While Solicitor General Elizabeth Prelogar in an earlier brief did not dispute that OSHA is limited in regulating “work-related dangers,” she claimed that the risk of contracting COVID-19 qualifies as such a danger.
“We cannot agree,” the majority continued. “Although COVID-19 is a risk that occurs in many workplaces, it is not an occupational hazard in most. COVID-19 can and does spread at home, in schools, during sporting events, and everywhere else that people gather. That kind of universal risk is no different from the day-to-day dangers that all face from crime, air pollution, or any number of communicable diseases. Permitting OSHA to regulate the hazards of daily life—simply because most Americans have jobs and face those same risks while on the clock—would significantly expand OSHA’s regulatory authority without clear congressional authorization.”
The ruling means the mandate is blocked while the case goes back to the U.S. Court of Appeals for the Sixth Circuit, which overturned a stay that had been imposed by a different appeals court.
OSHA is part of the Department of Labor.
Missouri Attorney General Eric Schmitt, a Republican who brought one of the challenges against the mandate, said in a statement the ruling was “a massive win for millions of workers and businesses across the country, including Doolittle Manufacturing here in Missouri, who would’ve had to shutter their doors if this mandate was not halted.”
“While we’re disappointed in the Supreme Court’s ruling on our lawsuit against the health care worker vaccine mandate, that fight is far from over, and the case is still ongoing,” he added.
Schmitt was referring to a majority of justices agreeing to lift lower court orders that blocked a separate Biden administration mandate, imposed by the Department of Health and Human Services’ Centers for Medicare & Medicaid Services (CMS).
The CMS mandate, which does not allow a testing opt-out, covers over 17 million health care workers.
Congress granted authority to the health secretary to promulgate, as a condition of a health care facility’s participation in Medicare and Medicaid, requirements that he or she “finds necessary in the interest of the health and safety of individuals who are furnished services in the institution,” the majority of the court said in their ruling.
While a vaccine requirement has never before been imposed, “we agree with the government that the Secretary’s rule falls within the authorities that Congress has conferred upon him,” they added.
Justices falsely said that getting a COVID-19 vaccine would “substantially reduce the likelihood that health care workers will contract the virus and transmit it to their patients,” which does not align with studies and real-world data on the effect of vaccination against the Omicron variant of the CCP (Chinese Communist Party) virus.

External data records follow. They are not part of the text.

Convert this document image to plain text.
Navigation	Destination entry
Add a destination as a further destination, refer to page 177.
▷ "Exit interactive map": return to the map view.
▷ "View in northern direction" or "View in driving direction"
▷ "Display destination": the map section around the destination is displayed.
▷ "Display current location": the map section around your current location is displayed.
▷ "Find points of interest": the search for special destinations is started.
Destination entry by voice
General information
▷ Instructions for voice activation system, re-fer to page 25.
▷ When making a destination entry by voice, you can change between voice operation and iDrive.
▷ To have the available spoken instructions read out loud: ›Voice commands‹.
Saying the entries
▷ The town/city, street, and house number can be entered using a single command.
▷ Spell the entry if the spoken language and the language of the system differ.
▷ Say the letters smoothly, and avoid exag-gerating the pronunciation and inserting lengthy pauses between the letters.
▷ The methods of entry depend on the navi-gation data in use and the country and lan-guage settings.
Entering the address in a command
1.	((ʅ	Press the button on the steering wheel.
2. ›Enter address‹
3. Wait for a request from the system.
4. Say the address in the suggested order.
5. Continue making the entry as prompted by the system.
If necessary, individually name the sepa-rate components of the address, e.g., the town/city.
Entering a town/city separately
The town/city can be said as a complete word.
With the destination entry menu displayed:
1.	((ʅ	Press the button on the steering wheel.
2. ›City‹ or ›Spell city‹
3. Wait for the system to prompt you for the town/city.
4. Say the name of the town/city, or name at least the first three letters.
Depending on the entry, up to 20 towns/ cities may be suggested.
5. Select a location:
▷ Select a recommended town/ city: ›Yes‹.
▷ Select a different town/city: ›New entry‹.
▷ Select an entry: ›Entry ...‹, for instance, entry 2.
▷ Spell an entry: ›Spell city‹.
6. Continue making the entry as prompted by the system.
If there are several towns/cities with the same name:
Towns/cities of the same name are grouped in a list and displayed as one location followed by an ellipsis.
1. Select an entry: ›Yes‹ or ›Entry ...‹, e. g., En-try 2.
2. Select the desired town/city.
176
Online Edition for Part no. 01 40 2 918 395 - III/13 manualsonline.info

“The rule thus fits neatly within the language of the statute. After all, ensuring that providers take steps to avoid transmitting a dangerous virus to their patients is consistent with the fundamental principle of the medical profession: first, do no harm. It would be the ‘very opposite of efficient and effective administration for a facility that is supposed to make people well to make them sick with COVID-19,’” they said.
The narrow 5–4 opinion saw Roberts and Kavanaugh join the Democrat-nominated trio of justices while Thomas offered a dissent that was joined by Alito, Gorsuch, and Barrett.
Thomas said that the government had not made a strong case that it was likely to succeed in the case, arguing the administration did not establish that the Medicare Act or any other law gives it the authority to impose a vaccine mandate in order for facilities to participate in Medicare or Medicaid.
“These cases are not about the efficacy or importance of COVID-19 vaccines. They are only about whether CMS has the statutory authority to force health care workers, by coercing their employers, to undergo a medical procedure they do not want and cannot undo. Because the Government has not made a strong showing that Congress gave CMS that broad authority, I would deny the stays pending appeal. I respectfully dissent,” Thomas said.